O melhor exemplo disso em Jaraguá do Sul, é o bairro Rio da Luz. No entanto, nem todo jaraguaense consegue atribuir referidas importâncias àquela localidade.

Quando o tema é patrimônio histórico, a primeira grande dificuldade que enfrentamos no Brasil, é a ausência da cultura da preservação. Somos um dos países mais urbanizados do mundo, à frente, inclusive, dos Estados Unidos. Consequência disso é a concentração de pessoas em pequenas áreas periféricas.

Então temos o segundo grande problema: como manter o espaço tombado de forma social, cultural, econômica e cientificamente sustentável? O tombamento de um patrimônio histórico, pressupõe prévio conhecimento de qual será seu propósito e sustentabilidade.
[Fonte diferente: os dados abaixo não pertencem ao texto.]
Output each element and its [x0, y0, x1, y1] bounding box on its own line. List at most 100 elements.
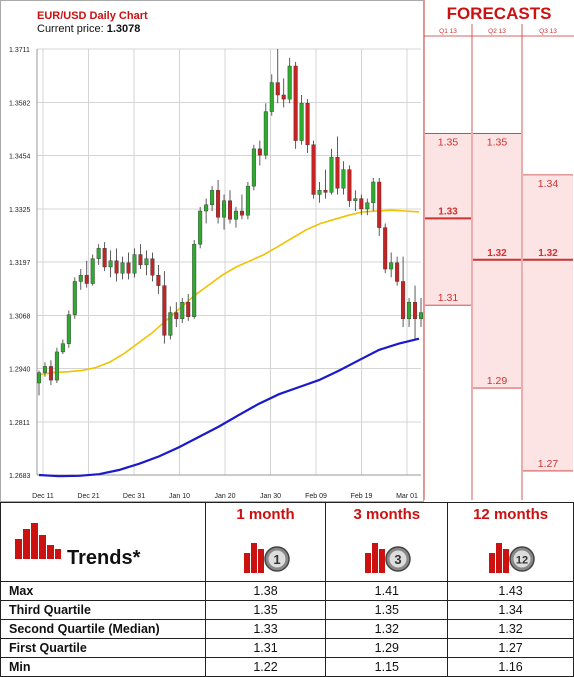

Embora a memória seja uma base fundamental para identidade da cidade, o que se observa no Brasil é a cultura de tombar sem que se tenha ideia clara de como irá ser usado.

Prova disso é o atual processo de revisão da normativa de tombamento desse nosso bairro, visando agora diminuir as restrições para obras e serviços naquela localidade. Desde de 2007 o Rio da Luz é considerado patrimônio histórico, preservando suas características da colonização germânica.
Espera-se que o pacto entre as esferas públicas e privadas possa garantir a preservação, o desenvolvimento e a sustentabilidade. Nossa sociedade ganhará com isso.